A pandemia chegou e apanhou muitas famílias de surpresa, deixando muitos trabalhadores desempregados. Por isso, este artigo tem como objetivo explorar mais sobre os seguros de proteção ao crédito, e de que forma estes podem ser uma verdadeira benesse para estes tempos mais difíceis.
Existem muitas entidades credoras que dispõem de seguros para o protegerem caso o desemprego se torne uma realidade para si. Este seguro pretende garantir os seus rendimentos, caso perca o seu emprego de forma involuntária. Ainda, dependente do plano, o seguro de proteção ao crédito pode ainda garantir o pagamento do crédito numa inúmera variedade de situações, tais como a invalidez, baixa médica, atraso no pagamento de salários e até na morte, evitando casos de incumprimento.
Este tipo de seguros é muito comum aquando comercializado um crédito pessoal, automóvel, entre outros, sendo em muitos casos uma condição à aprovação do próprio crédito, apesar de não ser um requisito obrigatório com todas as instituições credoras.
Quais são os requisitos para ser elegível para um seguro de proteção ao crédito?

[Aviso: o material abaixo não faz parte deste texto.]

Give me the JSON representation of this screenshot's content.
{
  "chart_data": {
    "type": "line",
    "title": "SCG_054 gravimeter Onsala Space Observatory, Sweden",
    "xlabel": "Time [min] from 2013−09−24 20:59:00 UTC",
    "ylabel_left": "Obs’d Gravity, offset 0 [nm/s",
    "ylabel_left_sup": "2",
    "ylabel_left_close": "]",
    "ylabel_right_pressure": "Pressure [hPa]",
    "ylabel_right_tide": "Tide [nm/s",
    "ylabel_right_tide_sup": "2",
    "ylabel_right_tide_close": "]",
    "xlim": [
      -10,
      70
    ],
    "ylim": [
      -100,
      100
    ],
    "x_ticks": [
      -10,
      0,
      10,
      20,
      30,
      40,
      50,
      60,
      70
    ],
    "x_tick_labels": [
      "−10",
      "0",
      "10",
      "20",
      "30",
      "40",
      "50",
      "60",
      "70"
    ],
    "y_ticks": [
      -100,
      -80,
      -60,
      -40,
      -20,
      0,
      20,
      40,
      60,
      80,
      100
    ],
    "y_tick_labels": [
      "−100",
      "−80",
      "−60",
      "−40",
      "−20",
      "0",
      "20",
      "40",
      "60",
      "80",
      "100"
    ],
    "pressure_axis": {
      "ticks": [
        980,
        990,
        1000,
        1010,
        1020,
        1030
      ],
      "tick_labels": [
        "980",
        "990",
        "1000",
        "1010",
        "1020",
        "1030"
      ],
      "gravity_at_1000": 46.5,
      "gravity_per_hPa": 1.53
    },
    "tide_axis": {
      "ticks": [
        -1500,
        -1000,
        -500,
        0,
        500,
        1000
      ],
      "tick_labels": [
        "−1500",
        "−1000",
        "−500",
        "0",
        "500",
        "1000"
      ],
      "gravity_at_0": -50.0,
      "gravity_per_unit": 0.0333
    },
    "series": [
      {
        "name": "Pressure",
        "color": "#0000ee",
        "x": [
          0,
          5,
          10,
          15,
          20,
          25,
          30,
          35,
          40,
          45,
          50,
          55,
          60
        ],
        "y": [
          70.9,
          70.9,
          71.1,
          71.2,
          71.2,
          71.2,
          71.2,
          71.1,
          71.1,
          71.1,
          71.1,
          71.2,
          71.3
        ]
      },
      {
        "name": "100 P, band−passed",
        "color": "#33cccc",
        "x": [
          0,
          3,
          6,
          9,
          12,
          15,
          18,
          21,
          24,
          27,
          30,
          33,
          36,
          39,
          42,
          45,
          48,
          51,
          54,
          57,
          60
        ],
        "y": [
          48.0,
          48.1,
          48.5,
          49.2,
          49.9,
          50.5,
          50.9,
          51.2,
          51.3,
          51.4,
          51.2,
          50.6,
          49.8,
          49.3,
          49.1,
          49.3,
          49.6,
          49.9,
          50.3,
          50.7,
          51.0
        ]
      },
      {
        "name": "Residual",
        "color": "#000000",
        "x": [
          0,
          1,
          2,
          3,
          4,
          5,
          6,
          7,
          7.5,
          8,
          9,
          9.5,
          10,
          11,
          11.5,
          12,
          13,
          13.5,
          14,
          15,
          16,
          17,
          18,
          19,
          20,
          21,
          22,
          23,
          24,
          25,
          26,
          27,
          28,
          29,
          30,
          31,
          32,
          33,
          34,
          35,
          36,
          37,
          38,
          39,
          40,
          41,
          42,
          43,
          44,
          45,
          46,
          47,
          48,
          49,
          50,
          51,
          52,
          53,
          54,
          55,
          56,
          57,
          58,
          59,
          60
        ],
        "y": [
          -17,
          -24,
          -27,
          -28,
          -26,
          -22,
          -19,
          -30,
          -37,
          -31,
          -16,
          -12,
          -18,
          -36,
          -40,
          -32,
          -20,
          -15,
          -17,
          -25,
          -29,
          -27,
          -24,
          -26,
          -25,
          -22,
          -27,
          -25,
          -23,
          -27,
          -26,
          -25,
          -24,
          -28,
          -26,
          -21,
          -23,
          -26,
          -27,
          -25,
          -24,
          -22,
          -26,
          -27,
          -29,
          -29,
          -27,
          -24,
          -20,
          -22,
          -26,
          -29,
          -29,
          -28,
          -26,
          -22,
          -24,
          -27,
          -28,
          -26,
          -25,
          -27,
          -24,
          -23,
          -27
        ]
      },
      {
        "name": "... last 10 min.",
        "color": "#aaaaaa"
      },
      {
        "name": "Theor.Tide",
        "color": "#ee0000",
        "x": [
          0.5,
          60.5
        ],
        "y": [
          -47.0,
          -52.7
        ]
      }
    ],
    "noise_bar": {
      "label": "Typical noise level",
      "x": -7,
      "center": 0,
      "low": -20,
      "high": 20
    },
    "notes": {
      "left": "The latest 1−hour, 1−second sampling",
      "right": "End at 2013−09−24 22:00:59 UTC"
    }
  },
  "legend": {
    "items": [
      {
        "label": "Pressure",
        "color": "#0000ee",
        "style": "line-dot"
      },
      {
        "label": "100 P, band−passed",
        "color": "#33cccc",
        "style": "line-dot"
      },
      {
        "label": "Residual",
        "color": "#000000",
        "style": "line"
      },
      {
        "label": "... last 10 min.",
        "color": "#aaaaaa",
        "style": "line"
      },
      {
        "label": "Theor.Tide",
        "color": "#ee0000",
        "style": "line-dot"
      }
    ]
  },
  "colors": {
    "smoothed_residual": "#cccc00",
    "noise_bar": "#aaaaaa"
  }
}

– Idade máxima de 65 anos (80 no final do contrato);
– Trabalhadores por conta de outrem (contrato superior a 12 meses);
– Para acionar o seguro é necessário estar inscrito no centro de emprego;
– Desempregado há 31 dias;
– Apresentar uma cópia da declaração da situação de desemprego, carta de despedimento e do contrato de trabalho;
– Algumas doenças preexistentes e situações de gravidez invalidam a elegibilidade;
– Também o desemprego consequente de caducidade de contratos de trabalho a termo ou empregos de atividade sazonal ficam de fora deste tipo de seguros.
Quanto tempo me é garantido o seguro?
Geralmente, os credores garantem o seguro durante seis meses. Contudo, existe a possibilidade de renovação/ prolongamento até 18 meses.
Após acionado o seguro, este só pode voltar a ser acionado em regime de desemprego involuntário após seis meses de trabalho consecutivo.